A Ariane Core and RTL Hierarchy

We present here supporting material for the Ariane core which we investigate in IV-C. Figure 5 shows the high-level microarchitectural layout of the Ariane core to visualize better its complexity. This RISC-V open-source core pales in comparison with the complexity of a modern x86 or ARM processor and their far more sophisticated microarchitecture and optimization features.

Figure 5: High-level architecture of the Ariane core [77]
Figure 6: Illustration of the RTL module hierarchy of the Ariane core

Figure 6 illustrates the hierarchy of the RTL components of the Ariane core. This focuses strictly on the core and excludes all uncore components, such as the AXI interconnect, peripherals, the debug module, boot ROM, and RAM.

B Details on the Pulpissimo Bugs

In this appendix we discuss both some of our implemented bugs and the native bugs that were already in the SoC and discovered by some of the competition teams.

Bugs in crypto units and incorrect usage: We extended the Soc with a faulty cryptographic hardware processing unit which had a selection multiplexer to select between AES, SHA1, MD5, and the temperature sensor. A hardware processing engine operates in parallel independent of the main processing core of the chip. The mux itself was modified so that a race condition occurs if more than one enable bit in the status register is enabled, causing unreliable behavior in these security critical modules.

Furthermore, SHA-1 is an outdated cryptographic hash function. SHA-1 has not been considered secure since 2005 and has been compromised by a number of attacks and replaced over the years with SHA-2 and SHA-3 instead. This type of bug is not detectable by formal verification and requires expert specification and design decisions and manual inspection. This is strictly a specification/design issue and not an implementation bug, therefore it is out of the scope of automated approaches and formal verification methods. These are as good as the provided specification and security properties and cannot infer the intended security requirements, but only that the implementation matches the described security requirements.

Finally the cryptographic key used by this unit is stored and read from unprotected memory, which allows for possible untrustworthy access and secret key. The fact that there is no dedicated temperature register, and instead the temperature sensor register is muxed with the different crypto modules which operate at a different security level is also a potential threat.
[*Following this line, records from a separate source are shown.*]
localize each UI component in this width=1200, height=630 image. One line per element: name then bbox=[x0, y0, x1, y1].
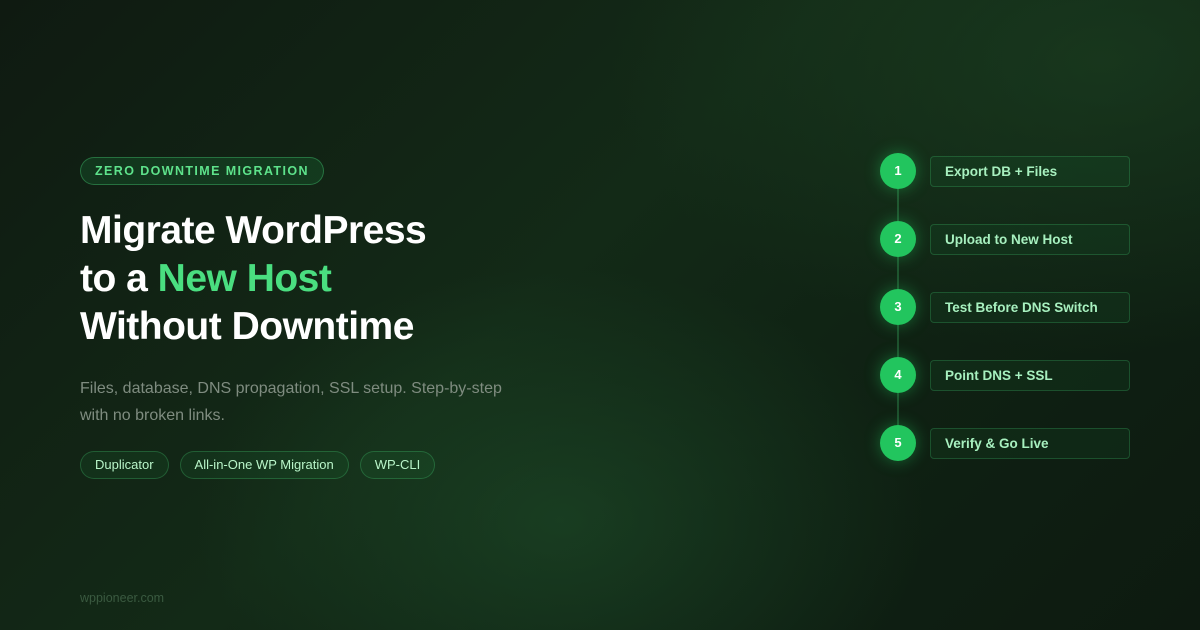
description: Files, database, DNS propagation, SSL se… bbox=[80, 380, 502, 424]
step-card: Test Before DNS Switch bbox=[930, 292, 1130, 323]
step-number: 5 bbox=[880, 425, 916, 461]
tool-tags: Duplicator All-in-One WP Migration WP-CL… bbox=[80, 451, 540, 479]
tag-wp-cli: WP-CLI bbox=[359, 451, 436, 479]
step-card: Upload to New Host bbox=[930, 224, 1130, 255]
step-label: Test Before DNS Switch bbox=[945, 300, 1098, 315]
step-connector bbox=[897, 393, 899, 425]
step-number: 1 bbox=[880, 153, 916, 189]
step-3: 3 Test Before DNS Switch bbox=[880, 289, 1130, 325]
step-card: Export DB + Files bbox=[930, 156, 1130, 187]
step-number: 2 bbox=[880, 221, 916, 257]
step-5: 5 Verify & Go Live bbox=[880, 425, 1130, 461]
step-label: Verify & Go Live bbox=[945, 436, 1049, 451]
step-number: 4 bbox=[880, 357, 916, 393]
step-connector bbox=[897, 325, 899, 357]
headline-line-2: to a New Host bbox=[80, 255, 540, 303]
step-connector bbox=[897, 189, 899, 221]
step-label: Export DB + Files bbox=[945, 164, 1058, 179]
step-card: Point DNS + SSL bbox=[930, 360, 1130, 391]
tag-all-in-one-wp-migration: All-in-One WP Migration bbox=[179, 451, 349, 479]
step-connector bbox=[897, 257, 899, 289]
hero-content: ZERO DOWNTIME MIGRATION Migrate WordPres… bbox=[80, 157, 540, 479]
headline: Migrate WordPress to a New Host Without … bbox=[80, 207, 540, 351]
step-1: 1 Export DB + Files bbox=[880, 153, 1130, 189]
step-label: Point DNS + SSL bbox=[945, 368, 1053, 383]
headline-accent: New Host bbox=[157, 257, 332, 300]
headline-line-2-prefix: to a bbox=[80, 257, 158, 300]
step-4: 4 Point DNS + SSL bbox=[880, 357, 1130, 393]
tag-duplicator: Duplicator bbox=[80, 451, 169, 479]
site-domain: wppioneer.com bbox=[80, 591, 165, 605]
category-badge: ZERO DOWNTIME MIGRATION bbox=[80, 157, 324, 185]
headline-line-1: Migrate WordPress bbox=[80, 209, 427, 252]
step-2: 2 Upload to New Host bbox=[880, 221, 1130, 257]
step-card: Verify & Go Live bbox=[930, 428, 1130, 459]
step-number: 3 bbox=[880, 289, 916, 325]
headline-line-3: Without Downtime bbox=[80, 305, 414, 348]
step-label: Upload to New Host bbox=[945, 232, 1073, 247]
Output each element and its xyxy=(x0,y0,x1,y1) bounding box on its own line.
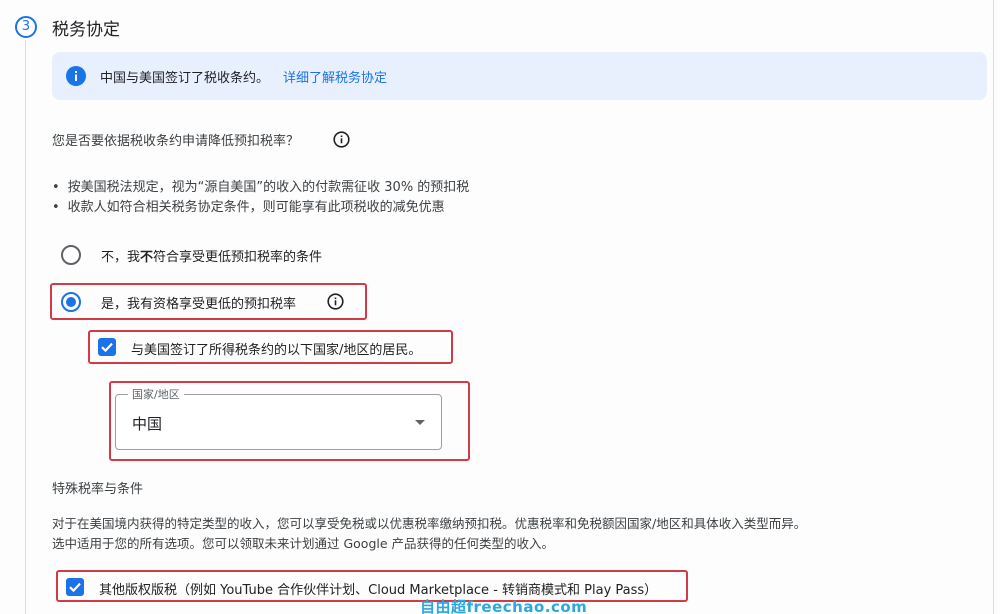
info-banner-message: 中国与美国签订了税收条约。 xyxy=(100,71,270,86)
step-connector-line xyxy=(25,40,26,614)
bullet-item: 按美国税法规定，视为“源自美国”的收入的付款需征收 30% 的预扣税 xyxy=(52,178,470,198)
radio-no-label-bold: 不 xyxy=(140,250,154,265)
special-rates-title: 特殊税率与条件 xyxy=(52,482,144,497)
tax-info-bullets: 按美国税法规定，视为“源自美国”的收入的付款需征收 30% 的预扣税 收款人如符… xyxy=(52,178,470,218)
info-banner: 中国与美国签订了税收条约。 详细了解税务协定 xyxy=(52,52,987,100)
radio-yes-label: 是，我有资格享受更低的预扣税率 xyxy=(101,297,297,312)
dropdown-arrow-icon xyxy=(415,420,425,425)
treaty-question: 您是否要依据税收条约申请降低预扣税率？ xyxy=(52,134,300,149)
resident-checkbox-label: 与美国签订了所得税条约的以下国家/地区的居民。 xyxy=(131,343,422,358)
help-circle-icon[interactable] xyxy=(327,293,344,310)
description-line: 选中适用于您的所有选项。您可以领取未来计划通过 Google 产品获得的任何类型… xyxy=(52,536,555,551)
info-icon xyxy=(66,66,86,86)
country-select-value: 中国 xyxy=(132,415,163,433)
radio-no-label-prefix: 不，我 xyxy=(101,250,141,265)
tax-treaty-page: 3 税务协定 中国与美国签订了税收条约。 详细了解税务协定 您是否要依据税收条约申… xyxy=(0,0,1000,614)
description-line: 对于在美国境内获得的特定类型的收入，您可以享受免税或以优惠税率缴纳预扣税。优惠税… xyxy=(52,516,807,531)
country-select-label: 国家/地区 xyxy=(128,386,184,402)
learn-more-link[interactable]: 详细了解税务协定 xyxy=(283,71,387,86)
watermark: 自由超freechao.com xyxy=(420,598,588,614)
step-number-badge: 3 xyxy=(15,16,37,38)
radio-no-label-suffix: 符合享受更低预扣税率的条件 xyxy=(153,250,323,265)
radio-no-label: 不，我不符合享受更低预扣税率的条件 xyxy=(101,246,322,265)
radio-no[interactable] xyxy=(61,245,81,265)
special-rates-description: 对于在美国境内获得的特定类型的收入，您可以享受免税或以优惠税率缴纳预扣税。优惠税… xyxy=(52,514,806,554)
royalty-checkbox[interactable] xyxy=(66,578,84,596)
card-right-border xyxy=(993,0,994,614)
help-circle-icon[interactable] xyxy=(333,131,350,148)
radio-yes[interactable] xyxy=(61,292,81,312)
info-banner-text: 中国与美国签订了税收条约。 详细了解税务协定 xyxy=(100,67,387,86)
section-title: 税务协定 xyxy=(52,20,120,40)
resident-checkbox[interactable] xyxy=(98,338,116,356)
bullet-item: 收款人如符合相关税务协定条件，则可能享有此项税收的减免优惠 xyxy=(52,198,469,218)
country-select[interactable]: 国家/地区 中国 xyxy=(115,386,442,450)
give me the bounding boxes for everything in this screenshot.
The temperature sensor register value can muxed as output instead of the crypto engine output and vice versa, all of which are illegal information flows, which could compromise the cryptographic operations.

input  logic [127:0] b,
...
aes_1cc aes(
  .clk(0),
  .rst(1),
  .g_input(b),
  .e_input(a),
  .o(aes_out)
  );
Listing 3: Incorrect use of crypto RTL: The key input for the AES (g_input) is connected to signal b. This signal is then passed through various modules until it connects directly to the L2 module.
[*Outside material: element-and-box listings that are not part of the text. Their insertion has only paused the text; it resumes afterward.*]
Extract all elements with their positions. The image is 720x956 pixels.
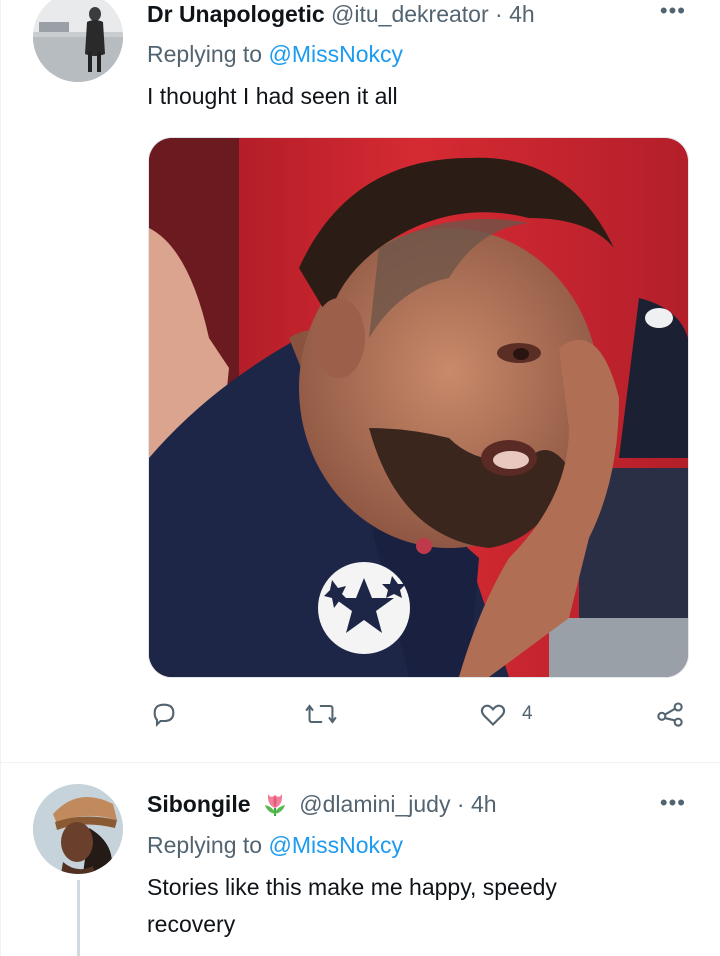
avatar-photo [33, 0, 123, 82]
timestamp[interactable]: 4h [509, 1, 535, 27]
tulip-icon [261, 790, 289, 822]
tweet-actions: 4 [0, 700, 720, 740]
tweet-text-line: recovery [147, 911, 236, 937]
tweet-header: Sibongile @dlamini_judy · 4h [147, 790, 497, 822]
avatar[interactable] [33, 784, 123, 874]
more-options-button[interactable]: ••• [660, 0, 686, 24]
thread-connector [77, 880, 80, 956]
display-name[interactable]: Sibongile [147, 791, 251, 817]
share-icon [657, 702, 683, 727]
retweet-button[interactable] [305, 700, 351, 728]
more-horizontal-icon: ••• [659, 0, 686, 23]
tweet-text: I thought I had seen it all [147, 83, 398, 109]
replying-to: Replying to @MissNokcy [147, 831, 403, 859]
tweet-1[interactable]: Dr Unapologetic @itu_dekreator · 4h ••• … [0, 0, 720, 762]
tweet-photo[interactable] [148, 137, 689, 678]
reply-button[interactable] [150, 700, 192, 728]
user-handle[interactable]: @dlamini_judy [299, 791, 450, 817]
share-button[interactable] [655, 700, 685, 728]
avatar-photo [33, 784, 123, 874]
tweet-header: Dr Unapologetic @itu_dekreator · 4h [147, 0, 535, 28]
replying-to-label: Replying to [147, 832, 263, 858]
display-name[interactable]: Dr Unapologetic [147, 1, 325, 27]
more-horizontal-icon: ••• [659, 790, 686, 815]
reply-icon [153, 703, 175, 728]
like-count: 4 [522, 703, 533, 724]
photo-image [149, 138, 688, 677]
more-options-button[interactable]: ••• [660, 790, 686, 816]
mention-link[interactable]: @MissNokcy [268, 832, 403, 858]
retweet-icon [305, 704, 337, 724]
tweet-text-line: Stories like this make me happy, speedy [147, 874, 557, 900]
heart-icon [480, 704, 506, 726]
replying-to-label: Replying to [147, 41, 263, 67]
user-handle[interactable]: @itu_dekreator [331, 1, 489, 27]
like-button[interactable]: 4 [478, 700, 533, 728]
tweet-text: Stories like this make me happy, speedy … [147, 869, 687, 943]
replying-to: Replying to @MissNokcy [147, 40, 403, 68]
mention-link[interactable]: @MissNokcy [268, 41, 403, 67]
dot-separator: · [456, 791, 465, 817]
timestamp[interactable]: 4h [471, 791, 497, 817]
avatar[interactable] [33, 0, 123, 82]
dot-separator: · [495, 1, 503, 27]
tweet-2[interactable]: Sibongile @dlamini_judy · 4h ••• Replyin… [0, 763, 720, 956]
Bugs in security modes: We have replaced the standard PULP_SECURE parameter in the riscv_cs_registers and riscv_int_controller files with a parameter named PULP_SEC which is always rigged at logical level "1", effectively disabling the secure mode checks for these two modules. Another security bug we have inserted is switching the write and read protections for the AXI bus interface, which causes erroneous protection checks for read and writes.

Bugs in the JTAG module: We have also implemented a JTAG password-checker and injected a multitude of bugs in it, including the password being hardcoded in the password checking file itself. The password checker also only checks the first 31 bits, which reduces the effort needed by an attacker to brute force the password. The password checker also does not reset the state of the correctness of the password when an incorrect bit is detected, allowing for repeated partial checks of passwords to end up unlocking the password checker. This is also facilitated by the fact that the index overflows after you hit bit 31, allowing for an infinite cycling of bit checks.